/pytorch_mnist

MNIST digit classification task using PyTorch

Primary LanguagePython

MNIST digit classification task using PyTorch

Author: Kyuhong Shim(skhu20@snu.ac.kr)

If you have any questions on the code or README, please feel free to contact me.

Performance

MLP: 98.19% (test accuracy)

CNN: 99.41% (test accuracy)

Description

The code provides predefined two different models. The first model is MLP (multi layer perceptron), and he second model is CNN (convolutional neural networks). The network is trained and evaluated on MNIST dataset with classification accuracy.

Part 1: data preparation

The code use 'mnist_all.mat' file from Sam Roweis. We split training data (60000) to train set (50000) and valid set (10000). Test data (10000) is already given. If the data is for MLP, data is 2-dim matrix, and for CNN, data is 4-dim tensor.

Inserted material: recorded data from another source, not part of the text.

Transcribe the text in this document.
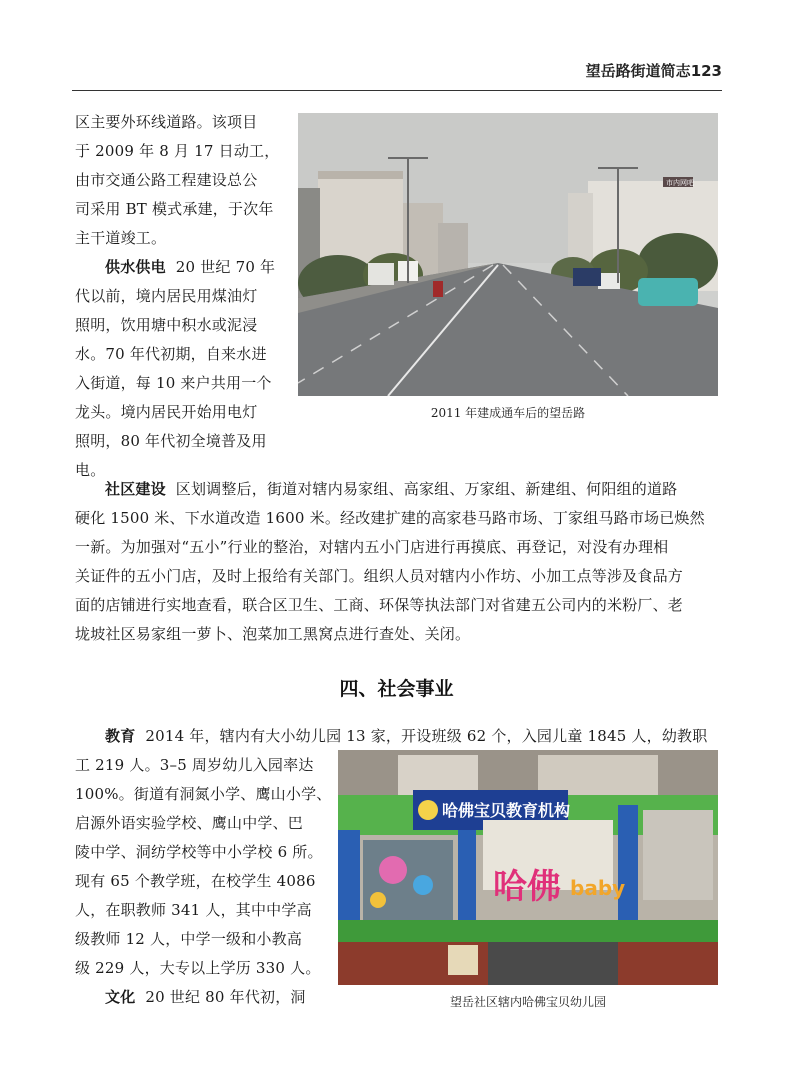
望岳路街道简志123
区主要外环线道路。该项目
于 2009 年 8 月 17 日动工，
由市交通公路工程建设总公
司采用 BT 模式承建，于次年
主干道竣工。
供水供电 20 世纪 70 年
代以前，境内居民用煤油灯
照明，饮用塘中积水或泥浸
水。70 年代初期，自来水进
入街道，每 10 来户共用一个
龙头。境内居民开始用电灯
照明，80 年代初全境普及用
电。
市内网吧
2011 年建成通车后的望岳路
社区建设 区划调整后，街道对辖内易家组、高家组、万家组、新建组、何阳组的道路
硬化 1500 米、下水道改造 1600 米。经改建扩建的高家巷马路市场、丁家组马路市场已焕然
一新。为加强对“五小”行业的整治，对辖内五小门店进行再摸底、再登记，对没有办理相
关证件的五小门店，及时上报给有关部门。组织人员对辖内小作坊、小加工点等涉及食品方
面的店铺进行实地查看，联合区卫生、工商、环保等执法部门对省建五公司内的米粉厂、老
垅坡社区易家组一萝卜、泡菜加工黑窝点进行查处、关闭。
四、社会事业
教育 2014 年，辖内有大小幼儿园 13 家，开设班级 62 个，入园儿童 1845 人，幼教职
工 219 人。3–5 周岁幼儿入园率达
100%。街道有洞氮小学、鹰山小学、
启源外语实验学校、鹰山中学、巴
陵中学、洞纺学校等中小学校 6 所。
现有 65 个教学班，在校学生 4086
人，在职教师 341 人，其中中学高
级教师 12 人，中学一级和小教高
级 229 人，大专以上学历 330 人。
文化 20 世纪 80 年代初，洞
哈佛宝贝教育机构
哈佛 baby
望岳社区辖内哈佛宝贝幼儿园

Mini-batch is first rescaled from [0, 255] to [0, 1], then normalized by precomputed mean and std.

Part 2: MLP model

The MLP model contains two hidden layers with ReLU activation function. Each hidden layer is 256 dimension. Hidden layer is initialized with default initialization. Dropout of keep probability 0.5 is used for regularization.

Part 3: CNN model

The CNN model contains two convolutional layers with max pooling and ReLU function. Each convolutional layer has 16 and 32 maps, respectively. Both uses 5x5 kernels. Dropout of keep probability 0.5 is used for regularization. After convolution, the activation is flattened and passes through a fully connected layer. Fully connected layer has 256 dimension.

Part 4: Training

For every epoch, we train network by train set and evaluate by valid set to check overfitting. We use Adam optimizer for parameter update.

Patience increase when valid loss does not decrease. Early stopping is done when the patience is bigger than max patience. When early stopping appears, we multiply 0.1 to learning rate and restart the training with best model. The test set is evaluated with best model with minimum valid loss.